I wonder if it would be a good idea to develop a new resource of “medical statistics notebooks” where reproducible R Markdown html documents include analysis of real data using best statistical practice, showing code and carefully accurate interpretations of results. I think this would also assist authors of medical and epi journal articles. These could be managed in Github where issue reporting/suggestions could also be organized. The notebooks could be organized into categories, e.g.
single variable analysis (including pre-post studies)
two-group comparisons without covariate adjustment
two-group comparisons with covariate adjustment
multi-group comparisons
multiple variable descriptive statistics including correlation matrices, variable clustering, principal components analysis
multiple regression for continuous Y
multiple regression for binary Y
multiple regression for ordinal or continuous Y
propensity score development
observational treatment comparison using covariate adjustment for propensity score
observational treatment comparison using matching or weighting on PS
etc.
If this is worth pursuing I’d also like to think about whether real data should be used as opposed to having a unified way to simulate data to be used. The latter approach has advantages of being self-contained and allowing one to compare results with a known truth.
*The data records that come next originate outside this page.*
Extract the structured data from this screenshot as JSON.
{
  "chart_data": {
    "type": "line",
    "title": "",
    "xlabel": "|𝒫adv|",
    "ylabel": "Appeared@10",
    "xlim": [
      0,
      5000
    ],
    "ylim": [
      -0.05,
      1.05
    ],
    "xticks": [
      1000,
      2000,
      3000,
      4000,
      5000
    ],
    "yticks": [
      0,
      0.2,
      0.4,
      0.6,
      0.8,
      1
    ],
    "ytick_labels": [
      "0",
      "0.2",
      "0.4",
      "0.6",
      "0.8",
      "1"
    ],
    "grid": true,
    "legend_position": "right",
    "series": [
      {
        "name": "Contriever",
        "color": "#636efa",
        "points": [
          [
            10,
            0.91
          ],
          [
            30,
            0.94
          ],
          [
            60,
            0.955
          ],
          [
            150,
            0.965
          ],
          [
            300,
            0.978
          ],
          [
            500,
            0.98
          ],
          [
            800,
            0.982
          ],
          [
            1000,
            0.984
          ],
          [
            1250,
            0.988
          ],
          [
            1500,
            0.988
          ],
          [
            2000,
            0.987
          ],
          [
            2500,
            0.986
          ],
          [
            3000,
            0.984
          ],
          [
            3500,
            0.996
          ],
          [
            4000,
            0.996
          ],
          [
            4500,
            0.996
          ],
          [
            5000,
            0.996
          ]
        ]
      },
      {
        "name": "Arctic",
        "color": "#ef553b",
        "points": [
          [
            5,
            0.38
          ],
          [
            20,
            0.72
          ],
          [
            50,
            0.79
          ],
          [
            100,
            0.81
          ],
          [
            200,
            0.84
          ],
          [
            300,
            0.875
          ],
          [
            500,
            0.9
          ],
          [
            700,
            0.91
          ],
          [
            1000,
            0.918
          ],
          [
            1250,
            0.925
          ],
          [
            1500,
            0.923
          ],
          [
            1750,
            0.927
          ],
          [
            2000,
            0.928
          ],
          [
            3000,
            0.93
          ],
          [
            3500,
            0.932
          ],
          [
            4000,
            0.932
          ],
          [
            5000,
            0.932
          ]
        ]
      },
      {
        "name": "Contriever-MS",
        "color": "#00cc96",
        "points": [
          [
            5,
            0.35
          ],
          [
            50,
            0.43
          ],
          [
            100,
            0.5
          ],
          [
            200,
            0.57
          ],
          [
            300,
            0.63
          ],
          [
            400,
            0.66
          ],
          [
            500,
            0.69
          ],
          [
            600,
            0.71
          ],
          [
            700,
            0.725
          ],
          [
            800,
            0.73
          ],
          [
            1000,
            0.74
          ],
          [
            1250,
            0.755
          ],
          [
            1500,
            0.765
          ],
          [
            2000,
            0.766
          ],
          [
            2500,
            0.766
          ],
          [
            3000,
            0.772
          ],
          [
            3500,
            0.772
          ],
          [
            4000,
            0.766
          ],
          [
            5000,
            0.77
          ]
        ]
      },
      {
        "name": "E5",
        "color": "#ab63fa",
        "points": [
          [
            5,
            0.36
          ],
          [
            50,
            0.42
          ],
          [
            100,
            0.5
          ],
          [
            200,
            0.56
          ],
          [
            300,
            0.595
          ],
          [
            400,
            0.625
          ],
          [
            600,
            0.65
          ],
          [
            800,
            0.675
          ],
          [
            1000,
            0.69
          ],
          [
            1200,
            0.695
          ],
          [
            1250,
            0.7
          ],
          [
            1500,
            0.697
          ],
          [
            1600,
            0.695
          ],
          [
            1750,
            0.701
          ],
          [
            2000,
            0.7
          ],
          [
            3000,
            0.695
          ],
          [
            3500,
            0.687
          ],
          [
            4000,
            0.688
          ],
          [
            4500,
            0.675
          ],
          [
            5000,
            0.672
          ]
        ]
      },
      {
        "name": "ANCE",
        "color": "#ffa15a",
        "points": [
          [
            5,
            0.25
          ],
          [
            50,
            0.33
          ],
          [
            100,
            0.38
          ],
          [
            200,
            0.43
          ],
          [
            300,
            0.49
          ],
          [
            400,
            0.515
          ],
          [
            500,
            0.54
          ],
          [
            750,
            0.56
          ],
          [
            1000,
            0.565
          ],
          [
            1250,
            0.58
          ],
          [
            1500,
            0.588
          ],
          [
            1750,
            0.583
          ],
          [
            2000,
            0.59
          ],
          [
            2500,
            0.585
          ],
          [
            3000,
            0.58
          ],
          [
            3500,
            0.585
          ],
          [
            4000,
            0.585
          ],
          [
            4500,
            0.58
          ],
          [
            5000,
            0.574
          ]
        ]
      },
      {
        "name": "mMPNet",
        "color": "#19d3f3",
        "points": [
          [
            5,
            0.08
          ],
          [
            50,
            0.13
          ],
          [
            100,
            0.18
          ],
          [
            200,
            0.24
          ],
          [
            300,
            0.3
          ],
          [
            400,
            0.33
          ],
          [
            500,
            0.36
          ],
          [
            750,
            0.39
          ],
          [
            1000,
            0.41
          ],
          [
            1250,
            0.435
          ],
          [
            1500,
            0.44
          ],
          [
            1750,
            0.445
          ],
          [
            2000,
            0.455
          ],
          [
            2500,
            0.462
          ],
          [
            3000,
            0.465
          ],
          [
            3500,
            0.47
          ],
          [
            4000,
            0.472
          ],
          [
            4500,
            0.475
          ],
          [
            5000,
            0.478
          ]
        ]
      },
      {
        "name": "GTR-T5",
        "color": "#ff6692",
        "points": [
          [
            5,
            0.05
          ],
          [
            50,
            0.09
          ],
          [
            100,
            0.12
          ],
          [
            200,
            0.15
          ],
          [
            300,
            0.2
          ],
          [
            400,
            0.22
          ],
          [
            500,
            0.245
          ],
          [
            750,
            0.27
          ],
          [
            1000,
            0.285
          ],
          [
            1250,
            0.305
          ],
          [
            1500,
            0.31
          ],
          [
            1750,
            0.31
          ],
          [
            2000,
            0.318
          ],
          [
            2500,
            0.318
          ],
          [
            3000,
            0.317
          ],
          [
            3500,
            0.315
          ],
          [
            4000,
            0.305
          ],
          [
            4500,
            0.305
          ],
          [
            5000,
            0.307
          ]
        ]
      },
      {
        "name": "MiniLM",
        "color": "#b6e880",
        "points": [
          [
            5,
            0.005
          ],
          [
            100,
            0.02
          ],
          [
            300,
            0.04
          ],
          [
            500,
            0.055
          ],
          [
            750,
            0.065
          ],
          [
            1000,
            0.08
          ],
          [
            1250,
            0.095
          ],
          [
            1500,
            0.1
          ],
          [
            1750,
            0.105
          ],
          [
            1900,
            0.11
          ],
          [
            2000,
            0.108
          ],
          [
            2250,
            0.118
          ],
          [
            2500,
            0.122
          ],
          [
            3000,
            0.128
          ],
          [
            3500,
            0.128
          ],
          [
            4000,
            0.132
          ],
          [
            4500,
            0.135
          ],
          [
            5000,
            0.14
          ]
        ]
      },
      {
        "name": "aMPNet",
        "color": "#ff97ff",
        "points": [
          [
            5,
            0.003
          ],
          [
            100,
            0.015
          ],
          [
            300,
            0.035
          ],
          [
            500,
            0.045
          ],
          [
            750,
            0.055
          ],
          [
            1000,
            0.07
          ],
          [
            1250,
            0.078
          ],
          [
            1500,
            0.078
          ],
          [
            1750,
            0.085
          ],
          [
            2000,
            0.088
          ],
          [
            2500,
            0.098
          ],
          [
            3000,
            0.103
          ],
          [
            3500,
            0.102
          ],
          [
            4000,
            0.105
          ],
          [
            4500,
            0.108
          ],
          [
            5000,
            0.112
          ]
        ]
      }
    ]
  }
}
I think this could fill a niche that is not often addressed (properly) in existing resources.
This is a lot of work, but personally, I like examples where simulated and real data are presented alongside. Have no example at hand, but I always thought it was informative to see what a method does on theoretical data. It primed me to at least be much more careful in the interpretation of the results in the real data that followed.
That would be immensely useful. I think it would be useful if we can create those with simulate data as well as real data along with many scenarios as possible. Notebook in R and python can be considered. It will help research community with standardised analytical workflows and interpretion. I am looking forward to such notebooks
It would be feasible, if we agreed on a template and got enough contributors. Perhaps some Python experts could create parallel efforts, converting R Markdown notebooks to Python notebooks.
Most of those are in my opinion specialty analyses. I was thinking more about the most common basic designs (2-sample, k-sample, paired data, regression with binary outcome, regression with continuous or ordinal outcome), etc. I’m not sure you will get many volunteers to do comprehensive specialty analyses, but of course such contributions would be very much welcomed.
Prof, this will be a very useful thing for everyone. I would request you to also consider adding some information on Bayesian analysis and study design also.
Good ideas. I think that for most analysis examples it is best to show Bayesian and frequentist results side-by-side. We have to be sure to educate the reader to expect Bayesian credible intervals to be wider than frequentist confidence intervals that imprudently make assumptions such as normality and equal variance, when the Bayesian model has parameters for non-normality and unequal variance.